Noël: que peut-on en espérer?
À la veille de ce Noël 2010, quand je regarde notre Église, l’Église du Québec, il m’arrive de penser qu’elle s’en va inévitablement vers l’extinction: baisse du nombre des fidèles participant à l’eucharistie du dimanche, réaménagement des paroisses pour assumer les charges matérielles que constituent nos bâtiments, maigre relève autant chez les laïcs que chez les ministres ordonnés.
Et pourtant je reste un irréductible optimiste, car tout est dans le regard. C’est Jean Vanier, prophète de notre époque, qui m’a appris cela. Il a regardé les déficients mentaux comme des personnes à aimer et a agi en conséquence. Il a montré leur grandeur: d’être filles et fils de Dieu comme tout un chacun de nous. Chacun ne porte-t-il pas en soi des misères et la capacité d’aimer? Il nous indique vers qui tourner notre regard, vers Jésus, le Prince de la Paix, dont nous célébrons l’avènement à Noël. Ce regard embrasse toute la vie à la lumière du message de Jésus: «Aimez-vous les uns les autres comme je vous ai aimés. Faites du bien à ceux qui vous veulent du mal, prêtez sans espérer rien en retour.»
Il ne m’aurait servi à rien d’aller à Jérusalem, si je n’avais pas été touché par la prophétie de Zacharie:
Exulte avec force, fille de Sion!
Crie de joie, fille de Jérusalem!
Voici que ton roi vient à toi:
Il est juste et victorieux,
humble, monté sur un âne,
sur un ânon, le petit d’une ânesse.
Il retranchera d’Éphraïm la charrerie
et de Jérusalem les chevaux;
l’arc de guerre sera retranché.
Il annoncera la paix aux nations.
Son empire ira de la mer à la mer
et du Fleuve aux extrémités de la terre.Zacharie 9,9-10
L’Église du Québec ressemble de plus en plus au peuple juif, ce «petit reste» à l’écoute des paroles de Zacharie et tâchant courageusement, au retour de l’exil, de reconstruire Jérusalem et leur communauté.
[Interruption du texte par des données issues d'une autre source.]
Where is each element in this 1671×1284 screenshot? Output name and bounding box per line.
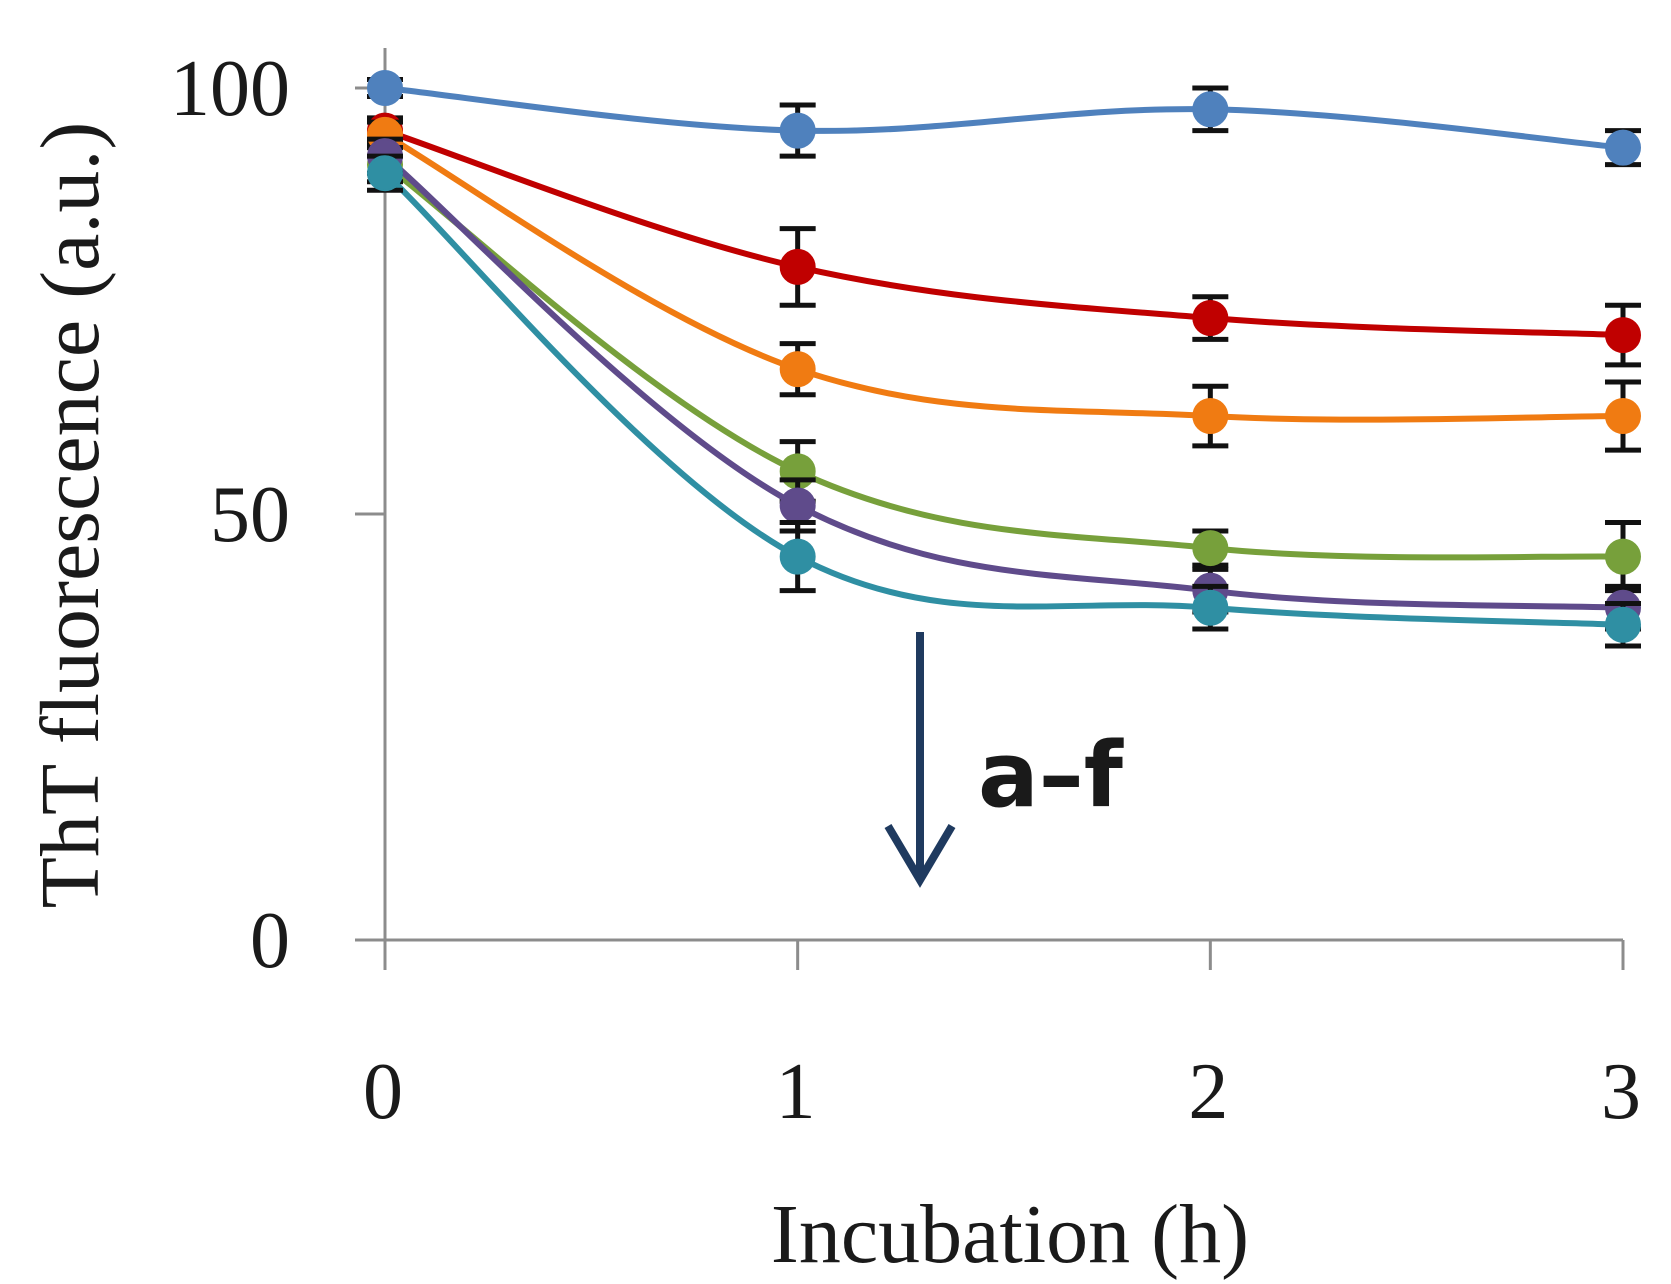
series-blue <box>367 70 1641 168</box>
data-point-red <box>1605 317 1641 354</box>
data-point-blue <box>1192 91 1229 128</box>
data-point-blue <box>1605 129 1641 166</box>
series-line-green <box>382 161 1626 561</box>
x-tick-label: 0 <box>363 1048 403 1136</box>
x-axis-title: Incubation (h) <box>771 1188 1249 1281</box>
y-axis-title: ThT fluorescence (a.u.) <box>24 122 117 909</box>
series-line-orange <box>382 131 1626 423</box>
series-layer <box>367 70 1641 649</box>
series-line-blue <box>382 85 1626 151</box>
annotation-layer: a–f <box>884 632 1124 888</box>
data-point-green <box>1192 530 1229 567</box>
data-point-purple <box>779 487 816 524</box>
x-tick-label: 2 <box>1188 1048 1228 1136</box>
series-line-teal <box>382 170 1626 628</box>
data-point-blue <box>367 70 403 106</box>
x-tick-label: 1 <box>776 1048 816 1136</box>
data-point-teal <box>1192 589 1229 626</box>
data-point-green <box>1605 538 1641 575</box>
series-red <box>367 112 1641 368</box>
down-arrow-head <box>884 823 956 888</box>
series-line-red <box>382 127 1626 339</box>
data-point-red <box>779 248 816 285</box>
series-orange <box>367 116 1641 453</box>
data-point-orange <box>1192 398 1229 435</box>
series-green <box>367 145 1641 594</box>
x-tick-label: 3 <box>1601 1048 1641 1136</box>
series-teal <box>367 153 1641 649</box>
axes: 0 50 100 0 1 2 3 <box>170 45 1641 1136</box>
series-line-purple <box>382 153 1626 611</box>
data-point-orange <box>1605 398 1641 435</box>
data-point-teal <box>1605 606 1641 643</box>
y-tick-label: 50 <box>210 471 290 559</box>
data-point-teal <box>779 538 816 575</box>
data-point-blue <box>779 112 816 149</box>
data-point-orange <box>779 351 816 388</box>
annotation-label: a–f <box>978 723 1124 828</box>
data-point-teal <box>367 155 403 192</box>
y-tick-label: 0 <box>250 897 290 985</box>
y-tick-label: 100 <box>170 45 290 133</box>
data-point-red <box>1192 300 1229 337</box>
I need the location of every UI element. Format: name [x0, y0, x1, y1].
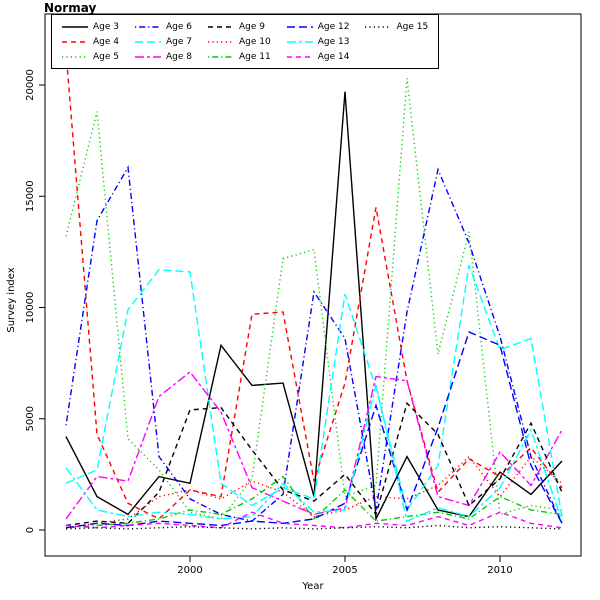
series-line-age-4 [65, 51, 563, 520]
legend-item-age-7: Age 7 [135, 37, 192, 47]
legend-item-age-5: Age 5 [62, 52, 119, 62]
x-axis-label: Year [301, 581, 324, 592]
y-tick-label: 20000 [25, 69, 36, 101]
legend-label: Age 6 [166, 21, 192, 32]
legend-label: Age 14 [317, 51, 350, 62]
y-axis-label: Survey index [6, 267, 17, 332]
y-tick-label: 0 [25, 527, 36, 533]
legend-line-sample [286, 25, 313, 28]
legend-item-age-13: Age 13 [286, 36, 350, 47]
legend-item-age-8: Age 8 [135, 52, 192, 62]
series-line-age-5 [65, 78, 563, 520]
legend-line-sample [286, 40, 313, 43]
y-tick-label: 10000 [25, 292, 36, 324]
legend-line-sample [286, 55, 313, 58]
legend-label: Age 9 [239, 21, 265, 32]
legend-label: Age 11 [239, 51, 271, 62]
legend-line-sample [62, 25, 88, 28]
series-line-age-3 [65, 91, 563, 522]
legend-line-sample [135, 40, 161, 43]
x-axis-ticks: 2000 2005 2010 [177, 556, 513, 576]
plot-box [44, 13, 582, 557]
x-tick-label: 2005 [332, 565, 357, 576]
legend-item-age-9: Age 9 [208, 22, 271, 32]
legend-label: Age 5 [93, 51, 119, 62]
series-line-age-11 [65, 475, 563, 529]
legend-label: Age 12 [317, 21, 350, 32]
legend-label: Age 8 [166, 51, 192, 62]
legend-line-sample [208, 25, 234, 28]
legend-line-sample [62, 40, 88, 43]
x-tick-label: 2000 [177, 565, 202, 576]
series-line-age-9 [65, 401, 563, 527]
y-tick-label: 5000 [25, 406, 36, 431]
legend-item-age-11: Age 11 [208, 52, 271, 62]
legend-item-age-3: Age 3 [62, 22, 119, 32]
legend-line-sample [135, 55, 161, 58]
legend-label: Age 7 [166, 36, 192, 47]
legend-label: Age 4 [93, 36, 119, 47]
legend-label: Age 13 [317, 36, 350, 47]
legend-item-age-15: Age 15 [365, 22, 428, 32]
x-tick-label: 2010 [487, 565, 512, 576]
series-line-age-15 [65, 524, 563, 530]
legend-item-age-4: Age 4 [62, 37, 119, 47]
y-tick-label: 15000 [25, 180, 36, 212]
series-line-age-6 [65, 165, 563, 524]
legend-line-sample [135, 25, 161, 28]
series-line-age-14 [65, 511, 563, 529]
legend-label: Age 15 [396, 21, 429, 32]
legend-label: Age 3 [93, 21, 119, 32]
y-axis-ticks: 0 5000 10000 15000 20000 [25, 69, 45, 533]
legend-item-age-12: Age 12 [286, 21, 350, 32]
legend-line-sample [62, 55, 88, 58]
legend-item-age-10: Age 10 [208, 37, 271, 47]
series-line-age-10 [65, 455, 563, 529]
legend: Age 3 Age 4 Age 5 Age 6 Age 7 Age 8 Age 9 Age 1… [51, 14, 440, 69]
chart-title: Normay [44, 1, 97, 15]
legend-label: Age 10 [239, 36, 271, 47]
series-line-age-13 [65, 385, 563, 523]
legend-item-age-6: Age 6 [135, 22, 192, 32]
series-line-age-7 [65, 264, 563, 517]
series-lines [65, 51, 563, 530]
legend-line-sample [208, 55, 234, 58]
legend-line-sample [208, 40, 234, 43]
legend-item-age-14: Age 14 [286, 51, 350, 62]
legend-line-sample [365, 25, 392, 28]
Le message de Zacharie permet de relire notre propre histoire; notre Église a déjà brillé par le nombre de ses fidèles, la fécondité et la solidité de ses institutions, les nombreux témoignages de sainteté des fidèles et l’autorité de ses dirigeants. Maintenant qu’un vent de changement (ou de renouveau) a soufflé sur des structures sclérosées, ses édifices de pierre feront-ils place à des cœurs de chair ouverts au message de Jésus? Après avoir perdu le goût des célébrations liturgiques, est-ce qu’on continuera de pratiquer les œuvres de justice? Et si on reste sourd aux appels à retourner à la messe, la pratique humble de la charité, à la façon de Jean Vanier, ne continuera-t-elle pas de faire des disciples?
Je pense que les fidèles au message de Jésus sont toujours disponibles pour entendre les appels à aimer le prochain. Je pense qu’ils sont comme une lumière dans un monde qui a grand besoin de paix et de croire à l’amour, au pardon, à la compassion. C’est le message que j’entends au moment où on se rappelle la venue du Sauveur il y a 2000 ans dans une Palestine sous domination romaine. Seulement, aujourd’hui, c’est le règne du tout à l’économique, à la mondialisation. Les laissés pour compte ne manquent pas dans ce système: il n’y a qu’à ouvrir les yeux. C’est mon espoir en ce Noël 2010.